Editorial: 80 yrs since Potsdam, Japan must defend rule of law against great power politics
The declaration was a final ultimatum, announced during the Potsdam Conference where the leaders of the U.S., Britain and the Soviet Union discussed the postwar governance of Germany and Japan following Germany's defeat.
Japan ignored the ultimatum, and the United States used this as justification to drop atomic bombs on Hiroshima and Nagasaki. The Soviet Union also broke its neutrality pact with Tokyo, joined the declaration, and invaded Japanese-controlled territory.
Then Prime Minister Kantaro Suzuki's Cabinet ultimately decided to surrender, but was unable to persuade the hardline military leadership to do so. It was only through the "sacred decision" of Emperor Hirohito (posthumously Emperor Showa) that Japan accepted the declaration, bringing the war to an end.

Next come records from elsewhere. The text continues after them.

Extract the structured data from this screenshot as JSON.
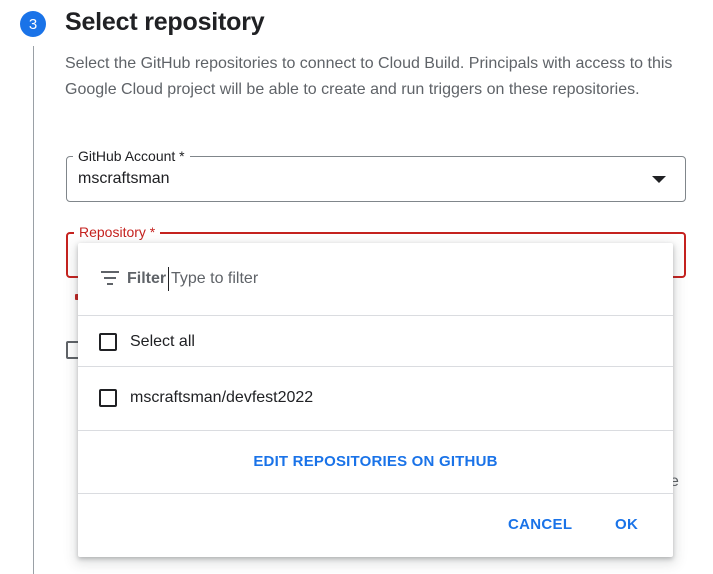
{
  "step": {
    "number": "3",
    "title": "Select repository",
    "description": "Select the GitHub repositories to connect to Cloud Build. Principals with access to this Google Cloud project will be able to create and run triggers on these repositories."
  },
  "account_field": {
    "label": "GitHub Account *",
    "value": "mscraftsman"
  },
  "repository_field": {
    "label": "Repository *"
  },
  "background": {
    "partial_letter": "e"
  },
  "dropdown": {
    "filter_label": "Filter",
    "filter_placeholder": "Type to filter",
    "options": [
      {
        "label": "Select all",
        "checked": false
      },
      {
        "label": "mscraftsman/devfest2022",
        "checked": false
      }
    ],
    "edit_link": "EDIT REPOSITORIES ON GITHUB",
    "cancel_label": "CANCEL",
    "ok_label": "OK"
  },
  "colors": {
    "accent": "#1a73e8",
    "error": "#c5221f"
  }
}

Until that moment, Japan pinned its hopes on Soviet mediation for peace. A key factor behind this miscalculation was Japan's failure to grasp the existence of the Yalta Agreement, signed five months earlier by the U.S., British and Soviet leaders.
In that secret deal, Washington, eager to end the war quickly, asked Moscow to enter the war against Japan, and in return agreed to Soviet demands for the cession of southern Sakhalin and the Kuril Islands.
Then U.S. President Franklin D. Roosevelt, in doing so, set aside the "no territorial expansion" principle he had championed in the Atlantic Charter, and pandered to Soviet Premier Joseph Stalin.
Roosevelt knowingly accepted not only the Soviet claim to southern Sakhalin, lost by Russia to Japan in the Russo-Japanese War, but also the Kuril Islands, which had belonged to Japan even before that -- a move that was clearly excessive.
While such wartime diplomacy may have been realist, the U.S.-Soviet deal left a lasting scar. The Northern Territories issue, with Russia's illegal occupation of a clutch of islands off Hokkaido, remains unresolved to this day.
The calculations of great powers also led to a divided world. The postwar partition of Germany by the U.S., Britain, France and Soviet Union, and the U.S. military occupation of Japan, triggered the start of the Cold War. The struggle for spheres of influence sparked a fierce arms race, pushing the world to the brink of nuclear war. We must reflect once more on the harsh history of the 20th century.
Today, there is growing concern over great power politics surrounding the war in Ukraine. Russia has not hesitated to threaten to resort to nuclear arms, and Washington has even indicated a willingness to accept the partial cession of Russian-occupied Ukrainian territory to Moscow.
If the self-serving logic of major powers is allowed to prevail, it risks a return to the age of imperialism. We must not turn back the clock.
The Potsdam Declaration, which called for respect for fundamental human rights, became the foundation for postwar Japan's democracy and its path as a peaceful nation. Rejecting the arbitrary actions of great powers that shake international order and defending the rule of law is the role Japan must play now.